Habitual nasal breathers. If you already train deliberately keeping your mouth closed at conversational paces — a practice popular in zone-2 endurance training — a strip can extend the speed at which you can sustain pure nasal breathing. You may shift the oronasal transition point upward by half a kilometre per hour or so.

Athletes with mild nasal valve narrowing. The Cottle manoeuvre — gently pulling the cheek lateral to the nose during a deep breath — is a simple home test. If breathing becomes noticeably easier when you do this, your nasal valve is part of your airflow story, and a strip is likely to help.

Cold or dry environments. Exercising in cold air increases nasal congestion in many people via parasympathetic-mediated mucosal swelling. A strip partially offsets this and is reported as helpful by many winter runners and cyclists.

Activities at moderate intensity. Cycling commutes, golf, recreational hiking, yoga, and zone-2 endurance running are the activities where users most consistently describe a benefit. Sprinting, maximal lifting, and high-intensity team sport are the activities where users least consistently describe one.

Who is unlikely to benefit

Nasal strips will not help, and should not be expected to help, in the following situations.

  • Exercise-induced bronchoconstriction (asthma). The narrowing in this condition is in the lower airways, not the nose. Strips do nothing at this level. A reliever inhaler prescribed by a physician is the correct intervention.
  • Significant deviated septum. A strip widens the nostril from the outside; it does not move a deviated septum. See our deviated septum article for detail.
  • Maximal effort sprints. At true maximal intensity you are mouth-breathing. The nose is not in the picture.
  • As a substitute for aerobic conditioning. No external device replaces consistent training.

How to use a nasal strip for exercise

The application principle is identical to overnight use. Clean and dry the skin across the bridge of the nose. Position the strip centred over the soft cartilage just above the flare of the nostrils — not on the bony bridge higher up. Press firmly along the entire length for ten seconds.

Apply the strip 15 to 20 minutes before your warm-up. This lets the adhesive bond fully and avoids the strip lifting once you start sweating. Use sweat-resistant variants if available; they hold significantly better than standard overnight strips during a one-hour run in warm weather.

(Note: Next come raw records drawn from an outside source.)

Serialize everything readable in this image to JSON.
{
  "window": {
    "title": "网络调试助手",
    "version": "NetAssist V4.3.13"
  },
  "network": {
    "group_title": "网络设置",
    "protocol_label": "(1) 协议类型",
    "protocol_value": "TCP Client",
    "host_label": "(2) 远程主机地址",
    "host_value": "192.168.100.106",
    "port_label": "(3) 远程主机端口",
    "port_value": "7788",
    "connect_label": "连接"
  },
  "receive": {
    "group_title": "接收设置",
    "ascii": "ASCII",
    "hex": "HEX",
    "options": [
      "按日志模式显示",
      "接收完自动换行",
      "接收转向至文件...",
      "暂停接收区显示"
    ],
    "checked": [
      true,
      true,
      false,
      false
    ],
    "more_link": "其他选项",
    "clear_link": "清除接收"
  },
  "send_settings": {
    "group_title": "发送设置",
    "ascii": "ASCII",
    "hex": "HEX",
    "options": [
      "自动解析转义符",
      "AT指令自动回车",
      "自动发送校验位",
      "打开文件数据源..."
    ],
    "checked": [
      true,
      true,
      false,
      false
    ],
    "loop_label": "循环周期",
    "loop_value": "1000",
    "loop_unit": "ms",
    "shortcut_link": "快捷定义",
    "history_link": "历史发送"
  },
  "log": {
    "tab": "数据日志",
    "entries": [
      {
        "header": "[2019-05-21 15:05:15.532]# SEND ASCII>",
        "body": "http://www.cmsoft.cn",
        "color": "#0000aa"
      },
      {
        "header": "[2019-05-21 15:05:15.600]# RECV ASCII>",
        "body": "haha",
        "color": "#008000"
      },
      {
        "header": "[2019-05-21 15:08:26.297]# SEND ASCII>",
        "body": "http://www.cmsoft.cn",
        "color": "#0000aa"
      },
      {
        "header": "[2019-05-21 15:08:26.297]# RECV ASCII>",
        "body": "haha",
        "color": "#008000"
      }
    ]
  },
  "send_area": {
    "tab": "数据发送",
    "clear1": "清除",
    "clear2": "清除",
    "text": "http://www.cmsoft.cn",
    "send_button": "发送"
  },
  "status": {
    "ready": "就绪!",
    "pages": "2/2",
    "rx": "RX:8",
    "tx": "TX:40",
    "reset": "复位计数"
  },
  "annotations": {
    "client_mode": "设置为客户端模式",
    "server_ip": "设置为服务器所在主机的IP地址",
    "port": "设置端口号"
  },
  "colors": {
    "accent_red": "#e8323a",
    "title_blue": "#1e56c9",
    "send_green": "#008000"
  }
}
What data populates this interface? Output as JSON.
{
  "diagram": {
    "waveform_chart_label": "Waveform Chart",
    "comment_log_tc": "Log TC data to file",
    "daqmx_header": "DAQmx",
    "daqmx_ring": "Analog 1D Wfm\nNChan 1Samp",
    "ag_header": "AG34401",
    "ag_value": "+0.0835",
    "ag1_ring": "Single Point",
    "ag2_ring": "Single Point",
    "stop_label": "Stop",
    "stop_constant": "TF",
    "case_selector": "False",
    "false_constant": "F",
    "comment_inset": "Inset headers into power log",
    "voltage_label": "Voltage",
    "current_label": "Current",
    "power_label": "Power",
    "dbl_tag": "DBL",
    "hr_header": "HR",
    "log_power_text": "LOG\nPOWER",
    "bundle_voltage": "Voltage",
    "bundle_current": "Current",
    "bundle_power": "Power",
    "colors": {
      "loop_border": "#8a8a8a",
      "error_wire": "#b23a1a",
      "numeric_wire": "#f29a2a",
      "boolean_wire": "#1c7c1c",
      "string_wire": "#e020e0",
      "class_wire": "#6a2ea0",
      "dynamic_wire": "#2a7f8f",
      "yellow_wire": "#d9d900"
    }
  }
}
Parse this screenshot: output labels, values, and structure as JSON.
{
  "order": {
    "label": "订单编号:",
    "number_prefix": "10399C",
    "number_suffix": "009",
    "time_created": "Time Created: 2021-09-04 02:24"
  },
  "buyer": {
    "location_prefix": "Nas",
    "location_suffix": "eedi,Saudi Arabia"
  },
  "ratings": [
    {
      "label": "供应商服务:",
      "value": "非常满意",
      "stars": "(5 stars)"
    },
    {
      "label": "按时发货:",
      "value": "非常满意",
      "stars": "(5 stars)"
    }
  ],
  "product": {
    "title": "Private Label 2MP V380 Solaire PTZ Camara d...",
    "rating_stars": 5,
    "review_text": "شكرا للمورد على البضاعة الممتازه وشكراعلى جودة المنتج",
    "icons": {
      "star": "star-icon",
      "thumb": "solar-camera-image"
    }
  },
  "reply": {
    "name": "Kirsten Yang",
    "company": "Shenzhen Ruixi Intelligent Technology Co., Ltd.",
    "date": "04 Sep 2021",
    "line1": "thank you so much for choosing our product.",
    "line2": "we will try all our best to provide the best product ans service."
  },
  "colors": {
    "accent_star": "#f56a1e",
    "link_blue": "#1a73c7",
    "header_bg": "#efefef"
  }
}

A single strip is intended for one session. Reusing a strip that has lifted from sweat does not restore the tension, and the worn adhesive may irritate the skin. If you train daily, the per-session cost is modest but adds up — factor this into the decision.

Side effects in the exercise setting

The side effect profile during exercise is the same as during sleep — mild, reversible skin redness in a minority of users — with one addition. Strips occasionally peel at the edge during very heavy sweating, which can be distracting in a race. Practising with the strip in training before relying on it in a race is sensible.

Bottom line

If you are looking at a nasal strip as a way to drop minutes off your 10K personal best, the evidence will disappoint you. If you are looking at one as a way to make sub-maximal training feel slightly easier, breathe more comfortably in cold air, or extend your nasal-breathing-only pace by a small margin, the evidence is on your side. A box of strips is inexpensive enough to try for a week and decide for yourself which camp you fall into.

Medical disclaimer. The information in this article is for educational purposes only and is not a substitute for professional medical advice, diagnosis, or treatment. If you have asthma, recurrent nasal obstruction, or any other respiratory condition, consult a qualified clinician before relying on any over-the-counter device during exercise.